2009 Aug: Touching the Body with the Breath
This essay continues my project to explain and make precise my own meditation - both what it is, and why I do it. The language I use is again inspired by the philosophy of Gene Gendlin. However, if you don't know what that is, there are only one or two paragraphs in this essay (towards the beginning) that you will find difficult, or incomprehensible even, and which you can just gloss over. If you are interested in Gene's philosophy, you can browse the Gendlin Online Library, and in particular you will see three recent articles there from 2009 which summarize his thinking.

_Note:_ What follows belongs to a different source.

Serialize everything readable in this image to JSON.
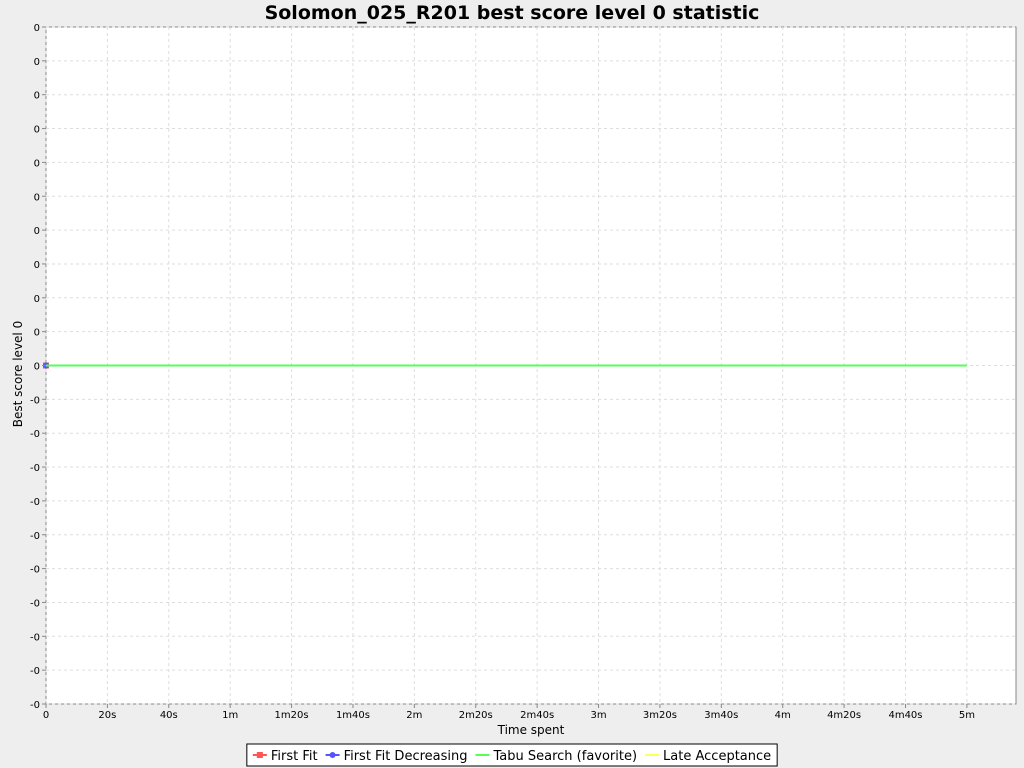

2010 May: Feeling Feeling: The Experiential Method Applied to Meditation
Another essay in the area where philosophy meets meditation. The second part of the essay is about my meditation practice itself, and is self-contained and can be read on its own; it contains a section from the previous essay (Touching the Body with the Breath) but is considerably expanded.

2011 Jan: Third Space: Before The Body-Mind Split
I am excited and thrilled by Gene Gendlin's philosophy the more I understand it. I would like to move on from it in my own way, but first I need to understand it better. This essay is an attempt to do this, particularly with regards to my own meditation. At a meeting with Gene in late 2010, I talked about what I called the 'third space'. I was talking of my body and my mind as two 'spaces', and I then realized that before the mind-body split (which Western Philosophy is much concerned with) there is another third 'space'. This essay investigates this idea further, and I write about Gendlin's Process Model in order to do so.

2011 Feb: Explicit And Implicit Spaces, And Stepwise Paired Crossing
In my previous paper, I discussed three spaces - mindspace, bodyspace and a third space that exists before the mind-body split. I also discussed my meditation in which breathing plays an important part, and which can enable these spaces to cross in Gendlin's sense. In this paper I develop these ideas, and introduce two themes: 1) I make a distinction between explicit and implicit spaces; 2) I lay out the steps by which 'crossing' can be used as a practice. I provisionally call this 'stepwise paired crossing'. A general point: I am aware that each of my papers builds on the previous ones, and that they assume some knowledge of Gendlin's work; this might be confusing for the casual reader. For my next project I intend to consolidate some of these recent papers, and to present as a coherent whole a precise account of what exactly I am saying, and why I am saying it (my next paper, below, is in fact the first step).

2011 April: Living First
I started this 'Recent Writings - Synthesis' section of the website in August 2005, and this is the twelfth paper nearly six years later. But as time has gone by and I have added them here chronologically, they read less as a 'synthesis' than as a work in progress, which is what they are. My next task is to create from them a true synthesis of a way of thinking and a way of living that I call 'Living First'. This paper is an introduction to what I mean.